As The Echo reported earlier this year, gas prices have jumped through the roof since the Iran-US conflict began on February 28. Iran has restricted tanker traffic through the Strait of Hormuz, a narrow passage where a large share of the world’s oil normally travels. But with that route now being blocked and unsafe, the global oil supply is becoming uncertain, and prices are rising quickly.
This raises several questions: If the US is currently the largest oil producer in the world, why do events in the Middle East impact gas prices in the country? Why does the US import any oil if it produces more than it consumes?
The answers to these questions are rather simple. Not all oil is the same. Oil comes in different types, and they are not interchangeable. The US primarily produces light, sweet crude, which flows easily and is ideal for making gasoline. However, much of the oil imported from abroad is heavy, sour crude, which is thicker and contains more sulfur. This type of oil is better suited for producing diesel, jet fuel, and other important products for the economy.
For the US economy to function properly, it needs a variety of these oils. However, many US refineries, particularly those located on the Gulf Coast, were designed decades ago to refine heavy crude, as stated by the US Energy Information Administration. The reason for this lies in the assumption at that time that US oil production would not increase to such an extent due to shale, which mainly produces light, sweet crude.
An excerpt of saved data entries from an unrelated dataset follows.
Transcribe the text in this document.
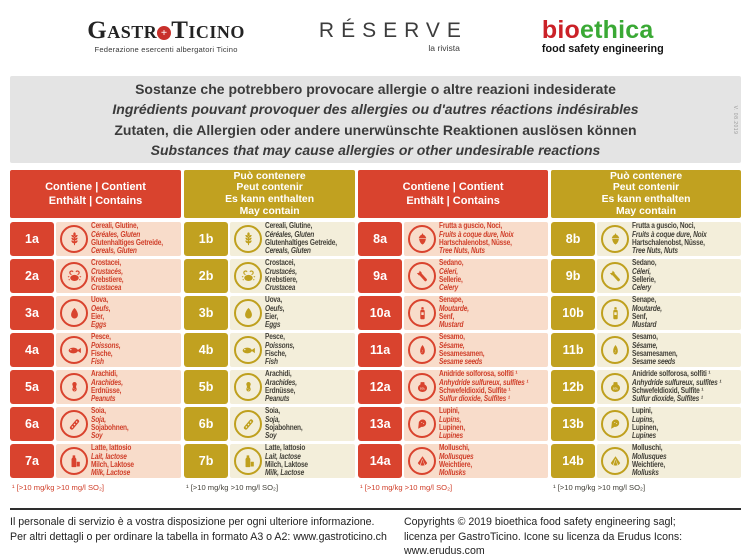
Gastr + Ticino
Federazione esercenti albergatori Ticino
RÉSERVE
la rivista
bioethica
food safety engineering
Sostanze che potrebbero provocare allergie o altre reazioni indesiderate
Ingrédients pouvant provoquer des allergies ou d'autres réactions indésirables
Zutaten, die Allergien oder andere unerwünschte Reaktionen auslösen können
Substances that may cause allergies or other undesirable reactions
V. 08.2019
Contiene | Contient
Enthält | Contains
1a
Cereali, Glutine,
Céréales, Gluten
Glutenhaltiges Getreide,
Cereals, Gluten
2a
Crostacei,
Crustacés,
Krebstiere,
Crustacea
3a
Uova,
Oeufs,
Eier,
Eggs
4a
Pesce,
Poissons,
Fische,
Fish
5a
Arachidi,
Arachides,
Erdnüsse,
Peanuts
6a
Soia,
Soja,
Sojabohnen,
Soy
7a
Latte, lattosio
Lait, lactose
Milch, Laktose
Milk, Lactose
¹ [>10 mg/kg >10 mg/l SO₂]
Può contenere
Peut contenir
Es kann enthalten
May contain
1b
Cereali, Glutine,
Céréales, Gluten
Glutenhaltiges Getreide,
Cereals, Gluten
2b
Crostacei,
Crustacés,
Krebstiere,
Crustacea
3b
Uova,
Oeufs,
Eier,
Eggs
4b
Pesce,
Poissons,
Fische,
Fish
5b
Arachidi,
Arachides,
Erdnüsse,
Peanuts
6b
Soia,
Soja,
Sojabohnen,
Soy
7b
Latte, lattosio
Lait, lactose
Milch, Laktose
Milk, Lactose
¹ [>10 mg/kg >10 mg/l SO₂]
Contiene | Contient
Enthält | Contains
8a
Frutta a guscio, Noci,
Fruits à coque dure, Noix
Hartschalenobst, Nüsse,
Tree Nuts, Nuts
9a
Sedano,
Céleri,
Sellerie,
Celery
10a
Senape,
Moutarde,
Senf,
Mustard
11a
Sesamo,
Sésame,
Sesamesamen,
Sesame seeds
12a	SO₂
Anidride solforosa, solfiti ¹
Anhydride sulfureux, sulfites ¹
Schwefeldioxid, Sulfite ¹
Sulfur dioxide, Sulfites ¹
13a
Lupini,
Lupins,
Lupinen,
Lupines
14a
Molluschi,
Mollusques
Weichtiere,
Mollusks
¹ [>10 mg/kg >10 mg/l SO₂]
Può contenere
Peut contenir
Es kann enthalten
May contain
8b
Frutta a guscio, Noci,
Fruits à coque dure, Noix
Hartschalenobst, Nüsse,
Tree Nuts, Nuts
9b
Sedano,
Céleri,
Sellerie,
Celery
10b
Senape,
Moutarde,
Senf,
Mustard
11b
Sesamo,
Sésame,
Sesamesamen,
Sesame seeds
12b	SO₂
Anidride solforosa, solfiti ¹
Anhydride sulfureux, sulfites ¹
Schwefeldioxid, Sulfite ¹
Sulfur dioxide, Sulfites ¹
13b
Lupini,
Lupins,
Lupinen,
Lupines
14b
Molluschi,
Mollusques
Weichtiere,
Mollusks
¹ [>10 mg/kg >10 mg/l SO₂]
Il personale di servizio è a vostra disposizione per ogni ulteriore informazione.
Per altri dettagli o per ordinare la tabella in formato A3 o A2: www.gastroticino.ch
Copyrights © 2019 bioethica food safety engineering sagl;
licenza per GastroTicino. Icone su licenza da Erudus Icons: www.erudus.com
Due to this situation, light crude, a major component of US exports, may not be refined by some refineries efficiently; simultaneously, heavy crude from countries such as Venezuela may face the same issue. Refining facilities require tremendous costs to adjust their capabilities to refine a different type of oil, and it takes years to do so.
The West Coast adds another reason. Refineries in the West often import crude from other countries because it is cheaper and easier than bringing oil from Texas or North Dakota, according to the American Petroleum Institute. The Rocky Mountains block direct pipeline routes, and there is no major pipeline crossing them. Shipping oil by rail is possible, but it is much more expensive than moving it by oil tankers, specialized ships designed to carry large amounts of oil in bulk. Since West Coast refineries sit right on the Pacific Ocean, it is often cheaper for them to receive oil from Canada, the Middle East, or South America by ship or other means of transport.
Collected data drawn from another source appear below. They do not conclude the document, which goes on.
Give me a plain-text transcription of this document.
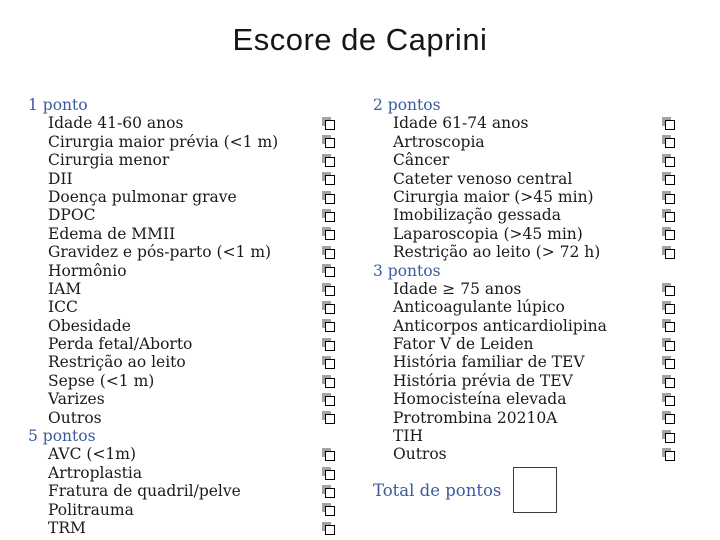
Escore de Caprini
1 ponto
Idade 41-60 anos
Cirurgia maior prévia (<1 m)
Cirurgia menor
DII
Doença pulmonar grave
DPOC
Edema de MMII
Gravidez e pós-parto (<1 m)
Hormônio
IAM
ICC
Obesidade
Perda fetal/Aborto
Restrição ao leito
Sepse (<1 m)
Varizes
Outros
5 pontos
AVC (<1m)
Artroplastia
Fratura de quadril/pelve
Politrauma
TRM
2 pontos
Idade 61-74 anos
Artroscopia
Câncer
Cateter venoso central
Cirurgia maior (>45 min)
Imobilização gessada
Laparoscopia (>45 min)
Restrição ao leito (> 72 h)
3 pontos
Idade ≥ 75 anos
Anticoagulante lúpico
Anticorpos anticardiolipina
Fator V de Leiden
História familiar de TEV
História prévia de TEV
Homocisteína elevada
Protrombina 20210A
TIH
Outros
Total de pontos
This brings us back to the Strait of Hormuz. While the US does not depend on Middle Eastern oil as much as in past decades, many countries still depend on it significantly. According to the BBC, about one‑fifth of the world’s oil supply normally passes through that strait. When Iran blocks or threatens it, countries in Asia and Europe worry about running short and start buying oil from other regions, including the Americas, directly increasing global demand and pushing up the world price of oil.
The price of oil is thus set by international markets. That means American oil companies sell their oil at the global price, not a special lower price just for the US. So when the world price rises, the price of US oil rises as well. Even if we produce enough oil for ourselves, we still pay the global price.
As a result, being the world’s largest oil producer does not protect the US from global events. Oil is a global commodity, and its price is set by global supply and demand. As long as the world depends on routes like the Strait of Hormuz, disruptions there will continue to affect gas prices here in New Jersey.